Students in Janice Packard's drawing and painting classes worked with Packard and guest artist Reeva Wortel on the project, during which they interviewed a variety of people around town about their experiences in Estacada. Next, they drew or painted portraits of their interviewees.
"(We're looking at) how to cultivate themes about small towns," Wortel said. "Who are we? What's interesting? What misconceptions about small towns are there?"
The completed portraits, along with quotes from the interviews, will hang at Estacada City Hall beginning later this month. There will be a reception for the show from 6-7 p.m. Thursday, April 19, at City Hall, 475 S.E. Main St.
One person interviewed for the project was Estacada Mayor Sean Drinkwine.
"He talked about how the town has grown and changed," Wortel said.
Themes of life in Estacada that came up during the interviews include nature and friendliness.
Students enjoyed the interview element of the project.
"It's cool we got to meet the people we're painting," said Alexis Patterson.
Rosie Shaver noted that her mom was one of the people interviewed, which she found enlightening.
"I learned a lot of new stuff about her childhood, and it was fun to re-hear things and look at everyone else's reactions," she said.
Wortel sees value in helping students engage in a community-centric art project.
"It's focused on the community, asking the community questions, learning about the community and reflecting that back at the community," she said.
She added that the work has also been helpful in allowing students to further refine their listening skills.
"Students have really challenged themselves to listen to different perspectives. We talked to all of these different voices and different perspectives on small town life," she said.
Packard added that connecting with people like this adds another dimension to the art.

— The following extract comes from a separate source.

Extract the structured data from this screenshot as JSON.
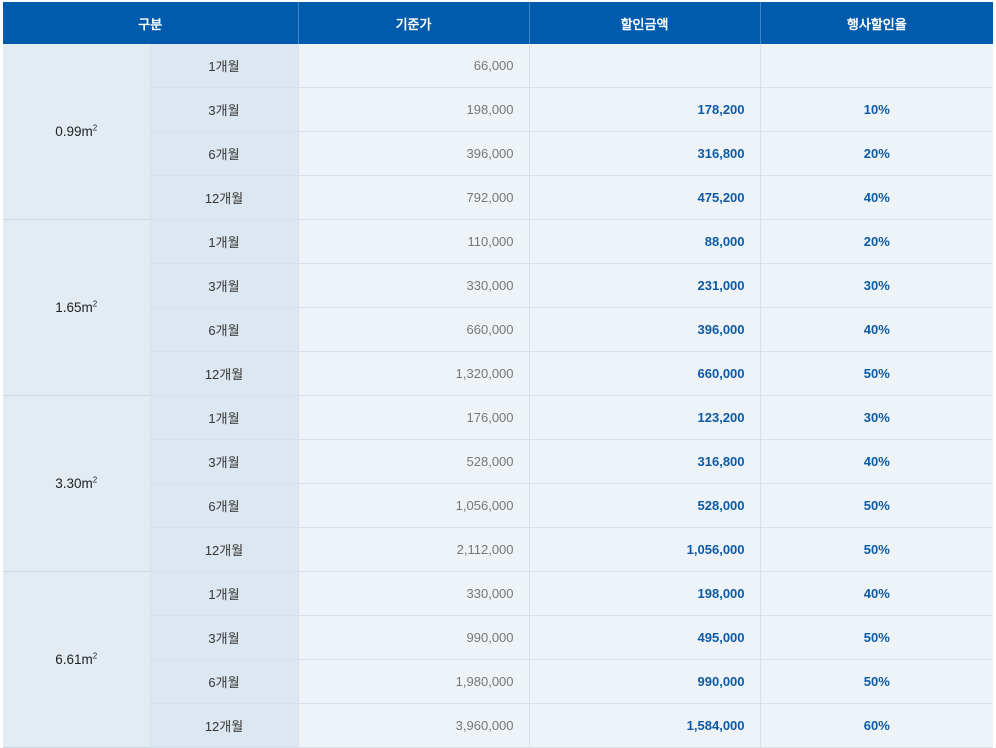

"Arts are driven by emotion," she said. "To have students connect with their subject on a personal level is important for when they do the portraits. They can pull up the emotions that they felt during the interview and feed it into the portraits."
Wortel noted that face-to-face conversations like these don't necessarily happen regularly.
"In the modern age, so much is on computers and cell phones. One student said, 'this is kind of old fashioned,'" Wortel said.